À margem do Rubicão

À margem do Rubicão

Jose Roberto de Toledo

12 Dezembro 2016 | 00h10

A popularidade de Michel Temer ainda não afundou tanto quanto a de Dilma Rousseff, mas está em caminho paralelo ao da antecessora. A inclinação da curva de “ruim e péssimo” do atual presidente no Datafolha não é tão íngreme quanto a que levou a petista à ruína. Tem metade da intensidade. Mas o aumento do desemprego, a proposta de retardar a aposentadoria dos trabalhadores e as denúncias de corrupção ameaçam empurrar Temer para um patamar semelhante ao do pré-impeachment de Dilma.

Reeleita, a petista desabou nas pesquisas logo no começo do segundo mandato. A impopularidade de Dilma no Datafolha pulou de 24% em dezembro de 2014 para 44% em fevereiro de 2015. Chegou a 62% em março, variou em abril e acabou batendo seu recorde em agosto daquele ano: 71% de ruim/péssimo. Refluiu marginalmente nos meses seguintes e terminou com 63%, em abril de 2016.

O patamar negativo de 60% também foi ultrapassado por Fernando Collor em meados de 1992, pouco antes do seu impeachment.

Temer está a perigosos 9 pontos percentuais do limiar histórico dos impedidos. Segundo o Datafolha, o peemedebista saiu de 31% de ruim e péssimo em julho para 51% em dezembro. Na média, ele ganhou 0,14 ponto percentual de impopularidade por dia. Durante sua debacle, no primeiro semestre de 2014, a taxa de ruim e péssimo de Dilma crescia 0,30 ponto percentual diariamente.

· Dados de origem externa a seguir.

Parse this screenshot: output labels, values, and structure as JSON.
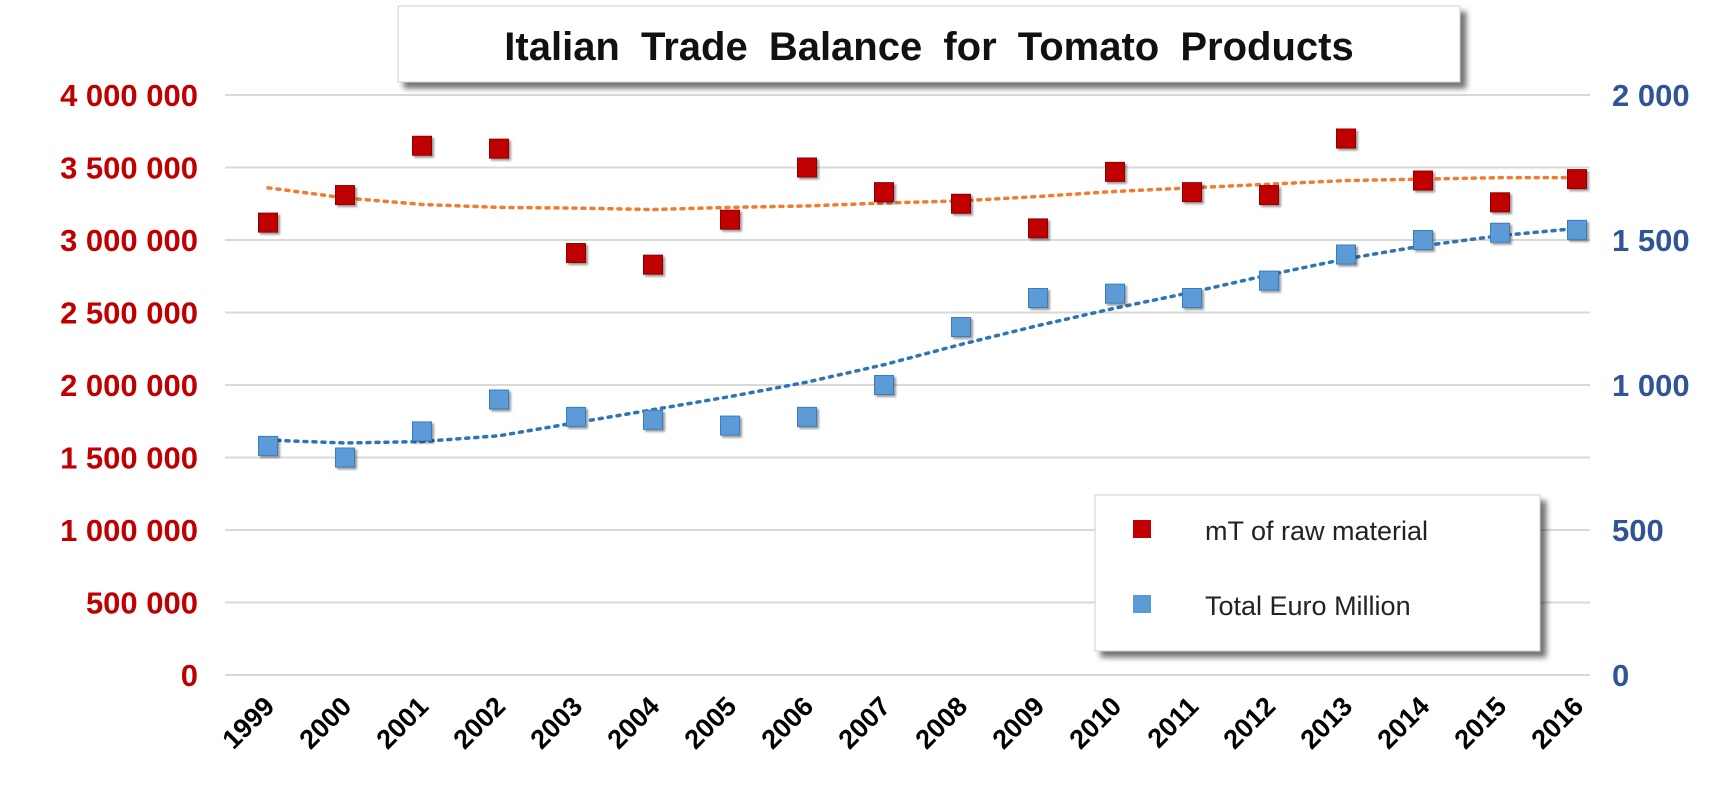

A comparação não é perfeita porque há poucos pontos na curva de Temer. O Datafolha só fez duas pesquisas sobre a popularidade do atual presidente nos últimos seis meses, contra seis entre dezembro de 2014 e agosto de 2015, quando Dilma estava no cargo. Por isso será importante a pesquisa Ibope/CNI, esperada para esta semana: com mais pontos na curva, será possível medir com mais precisão a aceleração da impopularidade do atual governo.

Em setembro, o Ibope encontrou 39% de ruim e péssimo para Temer, a mesma taxa de impopularidade medida pelo instituto em junho. Se a nova rodada da Ibope/CNI, por hipótese, encontrar um número equivalente aos 51% do Datafolha, confirmará que o ritmo de crescimento do ruim/péssimo de Temer está em 0,14 ponto/dia.

Nessa toada, o atual governo cruzaria o Rubicão dos 60% de impopularidade em três meses. Olhando-se o padrão histórico, significa que o deadline de Temer e companhia é março de 2017. Obviamente, não é um prazo para sua queda, mas é uma marca da qual nenhum presidente brasileiro conseguiu se recuperar.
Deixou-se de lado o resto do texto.